Customer Review

7 of 8 people found the following review helpful
5.0 out of 5 stars The Ghost Who ROCKS!!, 29 Jun 2005
This review is from: The Phantom [DVD] [1997] (DVD)
For years, people have tried to bring Lee Falk's seminal jungle / superhero to the big screen, with no luck. This movie all but died in "development hell" several times, but you just can't keep a good Ghost-Who-Walks down!

Billy Zane was born to play this role, so it's a good thing that he's such a fan of the character (he "discovered" The Phantom in the late '80s while filming "Dead Calm" in Australia, where The Phantom is revered more than Batman is in the States). He brings the black & white / Good vs E-Ville sensibilities of the character to stunning life, & while he never takes it too seriously, he never makes fun of it either, which is a hard balance to achieve.

Treat Williams obviously had a cracking good time playing the main baddie, businessman-cum-mad-world-dominator Xander Drax. His delight in being E-Ville (as I like to call it) seeps through every frame he's in, & again, he has fun with the role without poking fun at it.

A pre-"Mark of Zorro" Catherine Zeta-Jones has catlike fun in her role as Sala, leader of the all-female Sky Band, & Cary-Hiroyuki Tagawa is absolutely delightful as Kabai Sengh (nee` "Singh" in the comics -- from what I understand, the spelling of the surname was changed so as not to offend anyone from India. ?!?)

Christy Swanson & James Remar were unusually sedate in their roles, but that doesn't stop this thrillride of a movie from moving right along.

The late, great Jeffrey Boam's ("Indiana Jones & the Last Crusade") screenplay cobbles together three classic Lee Falk Phantom tales (The Phantom's origin, "The Sky Band" & "The Skulls of Touganda"). If Boam wasn't a Phantom follower, he certainly did his homework, as the characters seem to leap right off the pages of Lee Falk & Ray Moore's early comic strips in look, tone & feel.

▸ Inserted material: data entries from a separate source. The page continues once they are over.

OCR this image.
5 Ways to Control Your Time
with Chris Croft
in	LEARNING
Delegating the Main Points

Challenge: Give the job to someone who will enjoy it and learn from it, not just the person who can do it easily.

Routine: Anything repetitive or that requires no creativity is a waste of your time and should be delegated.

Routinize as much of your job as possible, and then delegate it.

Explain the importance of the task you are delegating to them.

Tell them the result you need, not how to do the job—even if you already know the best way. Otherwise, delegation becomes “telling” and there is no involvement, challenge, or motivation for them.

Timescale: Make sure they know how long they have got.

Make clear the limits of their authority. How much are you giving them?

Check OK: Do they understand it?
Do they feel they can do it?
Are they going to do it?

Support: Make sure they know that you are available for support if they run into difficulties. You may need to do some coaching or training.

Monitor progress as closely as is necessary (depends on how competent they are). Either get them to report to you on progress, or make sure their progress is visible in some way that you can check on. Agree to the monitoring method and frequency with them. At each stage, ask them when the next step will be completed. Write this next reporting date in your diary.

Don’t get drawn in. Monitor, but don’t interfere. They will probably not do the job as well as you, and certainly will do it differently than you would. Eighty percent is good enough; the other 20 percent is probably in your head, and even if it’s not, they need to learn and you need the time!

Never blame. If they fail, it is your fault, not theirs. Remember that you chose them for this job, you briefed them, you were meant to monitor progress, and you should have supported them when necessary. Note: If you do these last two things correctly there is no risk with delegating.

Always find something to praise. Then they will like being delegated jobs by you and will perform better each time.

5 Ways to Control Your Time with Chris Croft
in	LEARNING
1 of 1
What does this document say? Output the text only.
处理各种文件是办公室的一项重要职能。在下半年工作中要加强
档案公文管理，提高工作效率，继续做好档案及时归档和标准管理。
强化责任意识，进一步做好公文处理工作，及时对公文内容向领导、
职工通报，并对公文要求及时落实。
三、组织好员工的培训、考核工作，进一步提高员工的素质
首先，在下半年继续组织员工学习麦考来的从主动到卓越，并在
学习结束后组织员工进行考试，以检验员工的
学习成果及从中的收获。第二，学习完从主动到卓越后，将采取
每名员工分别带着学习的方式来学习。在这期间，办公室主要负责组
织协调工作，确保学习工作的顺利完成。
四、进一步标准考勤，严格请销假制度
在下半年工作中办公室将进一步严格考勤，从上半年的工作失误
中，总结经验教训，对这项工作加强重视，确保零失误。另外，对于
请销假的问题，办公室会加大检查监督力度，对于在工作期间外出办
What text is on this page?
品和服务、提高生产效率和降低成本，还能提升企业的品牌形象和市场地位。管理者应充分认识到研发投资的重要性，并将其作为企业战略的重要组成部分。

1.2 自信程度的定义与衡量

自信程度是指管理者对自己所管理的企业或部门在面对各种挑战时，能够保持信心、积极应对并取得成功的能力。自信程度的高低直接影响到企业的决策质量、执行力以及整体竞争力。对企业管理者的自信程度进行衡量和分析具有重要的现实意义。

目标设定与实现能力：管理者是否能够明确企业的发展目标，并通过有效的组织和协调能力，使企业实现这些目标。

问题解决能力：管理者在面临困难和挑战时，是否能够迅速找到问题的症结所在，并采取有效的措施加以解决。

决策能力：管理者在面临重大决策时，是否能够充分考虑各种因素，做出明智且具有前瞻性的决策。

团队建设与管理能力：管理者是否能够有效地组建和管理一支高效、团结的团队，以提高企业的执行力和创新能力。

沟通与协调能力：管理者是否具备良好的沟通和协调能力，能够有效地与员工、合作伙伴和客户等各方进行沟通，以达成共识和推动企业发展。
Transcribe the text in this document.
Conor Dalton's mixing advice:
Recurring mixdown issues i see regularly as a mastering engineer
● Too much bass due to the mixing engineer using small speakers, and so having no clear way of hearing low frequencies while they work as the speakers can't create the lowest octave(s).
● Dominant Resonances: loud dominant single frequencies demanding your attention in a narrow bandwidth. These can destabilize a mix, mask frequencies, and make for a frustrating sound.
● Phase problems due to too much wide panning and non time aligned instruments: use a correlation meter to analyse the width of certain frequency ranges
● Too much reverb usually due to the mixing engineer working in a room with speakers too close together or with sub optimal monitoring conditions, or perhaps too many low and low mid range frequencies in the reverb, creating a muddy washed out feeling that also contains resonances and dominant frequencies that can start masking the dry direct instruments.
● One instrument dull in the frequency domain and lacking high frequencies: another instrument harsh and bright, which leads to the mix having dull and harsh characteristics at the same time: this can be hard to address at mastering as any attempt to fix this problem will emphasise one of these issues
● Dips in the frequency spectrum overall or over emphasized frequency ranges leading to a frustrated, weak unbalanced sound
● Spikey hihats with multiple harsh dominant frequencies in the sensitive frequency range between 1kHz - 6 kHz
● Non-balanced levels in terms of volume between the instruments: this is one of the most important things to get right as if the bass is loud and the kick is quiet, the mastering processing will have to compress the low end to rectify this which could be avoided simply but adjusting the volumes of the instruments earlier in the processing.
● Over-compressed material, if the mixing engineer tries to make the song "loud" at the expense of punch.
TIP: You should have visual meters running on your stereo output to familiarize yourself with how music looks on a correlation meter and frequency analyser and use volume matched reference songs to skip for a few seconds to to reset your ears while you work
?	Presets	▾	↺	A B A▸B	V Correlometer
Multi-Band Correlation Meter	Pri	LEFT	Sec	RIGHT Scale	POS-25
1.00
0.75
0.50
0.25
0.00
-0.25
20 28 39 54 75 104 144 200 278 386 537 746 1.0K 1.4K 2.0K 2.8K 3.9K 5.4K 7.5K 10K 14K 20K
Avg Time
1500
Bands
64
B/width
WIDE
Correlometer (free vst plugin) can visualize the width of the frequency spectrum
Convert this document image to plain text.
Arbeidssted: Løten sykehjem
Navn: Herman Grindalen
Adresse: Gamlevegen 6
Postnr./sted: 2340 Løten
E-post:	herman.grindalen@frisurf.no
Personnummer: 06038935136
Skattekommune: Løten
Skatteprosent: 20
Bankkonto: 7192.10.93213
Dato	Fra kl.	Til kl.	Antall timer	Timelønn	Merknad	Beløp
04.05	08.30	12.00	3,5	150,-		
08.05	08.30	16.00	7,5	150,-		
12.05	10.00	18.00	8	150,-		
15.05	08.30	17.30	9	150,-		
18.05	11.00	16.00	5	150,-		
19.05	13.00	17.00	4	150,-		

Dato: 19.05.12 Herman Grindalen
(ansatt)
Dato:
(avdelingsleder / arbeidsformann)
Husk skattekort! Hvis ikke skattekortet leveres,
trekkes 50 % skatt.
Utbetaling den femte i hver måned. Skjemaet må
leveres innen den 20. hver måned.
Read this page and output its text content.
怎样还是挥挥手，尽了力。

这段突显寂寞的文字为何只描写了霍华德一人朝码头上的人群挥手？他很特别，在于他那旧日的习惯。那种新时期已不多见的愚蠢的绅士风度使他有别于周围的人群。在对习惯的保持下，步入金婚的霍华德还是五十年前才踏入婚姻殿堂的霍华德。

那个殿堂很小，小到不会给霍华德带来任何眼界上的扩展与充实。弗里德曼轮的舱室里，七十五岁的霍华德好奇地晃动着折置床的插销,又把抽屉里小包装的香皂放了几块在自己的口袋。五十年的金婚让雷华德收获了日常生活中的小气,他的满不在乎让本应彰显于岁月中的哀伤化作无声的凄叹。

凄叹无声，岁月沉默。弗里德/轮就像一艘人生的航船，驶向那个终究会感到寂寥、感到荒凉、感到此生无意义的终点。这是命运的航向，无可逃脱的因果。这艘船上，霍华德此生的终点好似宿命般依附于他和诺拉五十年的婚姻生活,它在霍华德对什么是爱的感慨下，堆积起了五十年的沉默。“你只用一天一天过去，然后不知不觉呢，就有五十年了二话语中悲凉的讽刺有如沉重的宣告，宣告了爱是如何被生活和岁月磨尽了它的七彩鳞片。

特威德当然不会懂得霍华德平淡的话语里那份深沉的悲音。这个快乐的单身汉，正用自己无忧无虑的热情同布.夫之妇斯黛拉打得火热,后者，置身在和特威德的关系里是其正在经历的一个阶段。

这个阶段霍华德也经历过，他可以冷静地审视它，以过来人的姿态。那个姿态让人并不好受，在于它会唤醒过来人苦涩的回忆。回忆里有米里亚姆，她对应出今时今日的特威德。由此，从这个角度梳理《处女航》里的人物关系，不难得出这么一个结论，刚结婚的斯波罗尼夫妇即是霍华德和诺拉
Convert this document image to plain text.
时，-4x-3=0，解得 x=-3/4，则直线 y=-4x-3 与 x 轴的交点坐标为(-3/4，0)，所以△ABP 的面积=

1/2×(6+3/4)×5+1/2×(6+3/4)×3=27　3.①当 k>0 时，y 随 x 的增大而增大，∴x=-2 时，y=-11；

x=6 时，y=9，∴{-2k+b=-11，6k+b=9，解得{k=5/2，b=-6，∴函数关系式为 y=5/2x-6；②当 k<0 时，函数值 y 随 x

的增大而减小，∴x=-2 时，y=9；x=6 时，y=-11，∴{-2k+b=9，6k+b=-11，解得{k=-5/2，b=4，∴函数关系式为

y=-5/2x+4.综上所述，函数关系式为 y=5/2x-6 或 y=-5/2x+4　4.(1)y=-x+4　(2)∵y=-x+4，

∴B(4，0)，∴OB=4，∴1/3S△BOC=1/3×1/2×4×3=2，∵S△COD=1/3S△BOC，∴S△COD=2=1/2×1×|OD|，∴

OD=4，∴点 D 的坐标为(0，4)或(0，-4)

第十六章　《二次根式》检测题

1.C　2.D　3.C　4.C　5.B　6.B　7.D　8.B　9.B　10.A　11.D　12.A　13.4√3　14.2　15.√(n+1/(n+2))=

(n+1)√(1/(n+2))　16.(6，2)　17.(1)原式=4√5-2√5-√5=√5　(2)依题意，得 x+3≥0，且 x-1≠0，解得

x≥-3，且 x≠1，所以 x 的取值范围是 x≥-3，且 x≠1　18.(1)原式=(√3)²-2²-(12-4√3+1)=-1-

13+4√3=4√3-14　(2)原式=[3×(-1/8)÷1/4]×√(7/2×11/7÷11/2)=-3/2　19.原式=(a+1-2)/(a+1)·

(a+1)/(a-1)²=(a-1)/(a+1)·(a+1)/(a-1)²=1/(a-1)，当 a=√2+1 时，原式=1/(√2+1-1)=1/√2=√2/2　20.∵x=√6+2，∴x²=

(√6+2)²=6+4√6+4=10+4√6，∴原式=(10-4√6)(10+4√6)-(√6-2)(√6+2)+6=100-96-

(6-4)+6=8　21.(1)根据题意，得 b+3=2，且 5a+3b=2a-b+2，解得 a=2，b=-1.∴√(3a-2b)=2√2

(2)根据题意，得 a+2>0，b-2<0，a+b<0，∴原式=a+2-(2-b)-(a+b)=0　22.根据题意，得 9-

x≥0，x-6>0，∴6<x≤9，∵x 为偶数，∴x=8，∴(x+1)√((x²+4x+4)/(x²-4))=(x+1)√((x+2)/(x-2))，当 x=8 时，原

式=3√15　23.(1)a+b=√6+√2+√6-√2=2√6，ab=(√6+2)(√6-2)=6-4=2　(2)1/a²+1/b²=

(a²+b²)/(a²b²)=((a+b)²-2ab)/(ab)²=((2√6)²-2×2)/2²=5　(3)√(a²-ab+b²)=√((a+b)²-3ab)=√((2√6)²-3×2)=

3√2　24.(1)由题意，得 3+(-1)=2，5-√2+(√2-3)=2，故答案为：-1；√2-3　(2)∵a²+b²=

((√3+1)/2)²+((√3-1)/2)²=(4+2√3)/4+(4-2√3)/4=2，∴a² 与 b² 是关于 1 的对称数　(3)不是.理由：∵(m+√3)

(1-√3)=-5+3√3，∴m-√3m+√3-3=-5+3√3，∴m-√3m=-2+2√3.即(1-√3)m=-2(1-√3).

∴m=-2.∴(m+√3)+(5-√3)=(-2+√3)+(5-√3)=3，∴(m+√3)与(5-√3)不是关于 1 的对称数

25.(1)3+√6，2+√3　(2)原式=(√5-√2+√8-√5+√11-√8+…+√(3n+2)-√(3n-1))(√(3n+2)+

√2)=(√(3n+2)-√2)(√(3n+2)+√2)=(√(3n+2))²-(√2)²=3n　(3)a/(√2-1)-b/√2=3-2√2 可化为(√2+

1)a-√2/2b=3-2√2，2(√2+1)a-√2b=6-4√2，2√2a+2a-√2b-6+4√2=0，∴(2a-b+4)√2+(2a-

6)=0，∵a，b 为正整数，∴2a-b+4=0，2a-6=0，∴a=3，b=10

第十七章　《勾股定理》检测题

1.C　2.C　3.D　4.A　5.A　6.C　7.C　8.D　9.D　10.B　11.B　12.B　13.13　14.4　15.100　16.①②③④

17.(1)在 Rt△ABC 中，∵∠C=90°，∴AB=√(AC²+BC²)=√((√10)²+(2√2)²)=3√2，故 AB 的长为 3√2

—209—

The 1930s' setting might put some people off (it *is* somewhat of a mystery why he chose to place the character in the '30s, as the comic strip is still going strong worldwide, set in modern times), being as far away, release-wise, from the last Indiana Jones movie as it is. It seems that period pieces such as The Phantom, The Rocketeer, & The Shadow have all suffered from this, unfortunately. With superhero movies such as Spider-Man, Daredevil, X-Men, & the Batman series, maybe kids have turned a jaded eye on the rather naive concept of "right always triumphs over wrong", but director Simon Wincer's pure vision of the first masked hero (The Phantom predated Batman by 3 years) transported me back to when I was a lad, & the heroes rode off into the sunset once the villain(s) had been vanquished. The smile was nigh impossible to carve off my face!

There's been talk of a new Phantom feature film, distancing itself from the Wincer / Zane version, & while I'm eager to see The-Ghost-Who-Walks on the silver screen again, it disappoints me that filmmakers feel the need to avoid comparisons to this film. After all, Paramount Pictures were the ones who shunted the advertising budget from The Phantom to their already-overhyped tanker, "Mission: Impossible", so they are ultimately the ones responsible for this movie not getting the publicity it should have gotten.

I'd love to see a 10th Anniversary edition of this DVD, restoring all the deleted scenes into the film. While the pacing did suffer somewhat, the scenes they left out are integral to understanding who The Phantom is & what he stands for.

Not to mention, we'd finally get to see the hero ride off into the sunset!